# Harry Gregson-Williams Master Class vid



## Vision (Apr 17, 2015)

Don't know if this has been posted before.. first time I've seen this video. Pretty cool to observe his process. One of my all time favorite Hollywood composers. 

http://youtu.be/oYhxX1bUU_Q


----------



## synergy543 (Apr 17, 2015)

Peter, thanks for posting the link. Great insight into his approach, I enjoyed watching.


----------



## antoniopandrade (Apr 17, 2015)

Great stuff, all very useful and practical information. HGW seems quite at home doing this kind of thing too.


----------



## guydoingmusic (Apr 17, 2015)

Man... that guy really is amazing! Thanks for sharing, Peter.


----------



## EastWest Lurker (Apr 18, 2015)

Fantastic, thanks for this.

Film scoring is as much, if not more, about problem solving and communicating with the director than the music as music.
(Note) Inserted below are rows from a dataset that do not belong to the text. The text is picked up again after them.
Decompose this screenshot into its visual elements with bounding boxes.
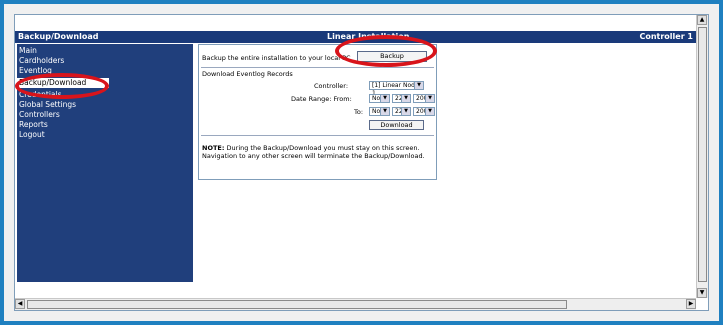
sidebar-item-global-settings[interactable]: Global Settings bbox=[19, 100, 76, 110]
chevron-down-icon: ▼ bbox=[380, 108, 389, 115]
chevron-down-icon: ▼ bbox=[414, 82, 423, 89]
sidebar-item-controllers[interactable]: Controllers bbox=[19, 110, 60, 120]
backup-description: Backup the entire installation to your l… bbox=[202, 54, 351, 62]
scroll-left-icon[interactable]: ◀ bbox=[15, 299, 25, 309]
date-from-label: Date Range: From: bbox=[291, 95, 352, 103]
to-month-select[interactable]: Nov ▼ bbox=[369, 107, 390, 116]
highlight-ellipse-sidebar bbox=[15, 73, 109, 99]
to-day-select[interactable]: 22 ▼ bbox=[392, 107, 411, 116]
sidebar-item-logout[interactable]: Logout bbox=[19, 130, 45, 140]
note-label: NOTE: bbox=[202, 144, 225, 152]
chevron-down-icon: ▼ bbox=[425, 95, 434, 102]
eventlog-section-title: Download Eventlog Records bbox=[202, 70, 293, 78]
from-year-select[interactable]: 2006 ▼ bbox=[413, 94, 435, 103]
vertical-scroll-thumb[interactable] bbox=[698, 27, 707, 282]
download-button[interactable]: Download bbox=[369, 120, 424, 130]
chevron-down-icon: ▼ bbox=[425, 108, 434, 115]
scroll-up-icon[interactable]: ▲ bbox=[697, 15, 707, 25]
from-month-select[interactable]: Nov ▼ bbox=[369, 94, 390, 103]
controller-select[interactable]: [1] Linear Node 1 ▼ bbox=[369, 81, 424, 97]
from-day-select[interactable]: 22 ▼ bbox=[392, 94, 411, 103]
divider bbox=[201, 135, 434, 136]
controller-title: Controller 1 bbox=[639, 32, 693, 41]
highlight-ellipse-backup bbox=[335, 35, 437, 67]
page-title: Backup/Download bbox=[18, 32, 99, 41]
chevron-down-icon: ▼ bbox=[401, 108, 410, 115]
note-line-1: NOTE: During the Backup/Download you mus… bbox=[202, 144, 420, 152]
date-to-label: To: bbox=[354, 108, 364, 116]
sidebar-item-reports[interactable]: Reports bbox=[19, 120, 48, 130]
browser-viewport: Backup/Download Linear Installation Cont… bbox=[14, 14, 709, 311]
sidebar-item-cardholders[interactable]: Cardholders bbox=[19, 56, 64, 66]
scroll-right-icon[interactable]: ▶ bbox=[686, 299, 696, 309]
horizontal-scrollbar[interactable]: ◀ ▶ bbox=[15, 298, 696, 310]
sidebar-item-main[interactable]: Main bbox=[19, 46, 37, 56]
divider bbox=[201, 67, 434, 68]
horizontal-scroll-thumb[interactable] bbox=[27, 300, 567, 309]
vertical-scrollbar[interactable]: ▲ ▼ bbox=[696, 15, 708, 298]
scroll-down-icon[interactable]: ▼ bbox=[697, 288, 707, 298]
note-text-1: During the Backup/Download you must stay… bbox=[224, 144, 420, 152]
chevron-down-icon: ▼ bbox=[401, 95, 410, 102]
chevron-down-icon: ▼ bbox=[380, 95, 389, 102]
controller-label: Controller: bbox=[314, 82, 349, 90]
note-line-2: Navigation to any other screen will term… bbox=[202, 152, 425, 160]
to-year-select[interactable]: 2006 ▼ bbox=[413, 107, 435, 116]
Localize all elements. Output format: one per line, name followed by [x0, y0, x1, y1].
Harry is brilliant at this, even giving Tony Scott all those hits that he wanted, which in my opinion, do NOT help the picture and would have been far more effective used more sparingly. But I understand, as Harry clearly does, that when you score a film you have to remember it is not YOUR film, you are just scoring it.


----------



## Dryden.Chambers (Apr 18, 2015)

Great watch. Thank you. I wish more pro's would


----------



## ysnyvz (Apr 18, 2015)

Thanks for sharing. He is great.
Also watched John Powell master class. There is a hilarious version of his famous ostinato (starts after 13:50) :D


----------



## Mahlon (Apr 18, 2015)

Thanks for posting that HGW seminar. I liked very much but at the same it kind of depresses me about the way and why we write music.

Mahlon


----------



## marclawsonmusic (Apr 20, 2015)

Very, very cool. Thank you for sharing.


----------



## G.R. Baumann (Apr 20, 2015)

Is there a vimeo version available perhaps?

I am just getting this here:



> Unfortunately, this video is not available in your country because it could contain music from UMG, for which we could not agree on conditions of use with GEMA.



:evil:


----------



## Justus (Apr 21, 2015)

G.R. Baumann @ Tue Apr 21 said:


> Is there a vimeo version available perhaps?
> 
> I am just getting this here:
> 
> ...



Try Proxtube for Firefox...


----------



## Black Light Recordings (Apr 21, 2015)

Thx for sharing guys!


----------



## jamwerks (Apr 21, 2015)

Looks like he's using an older version of Cubase (from the mixer).


----------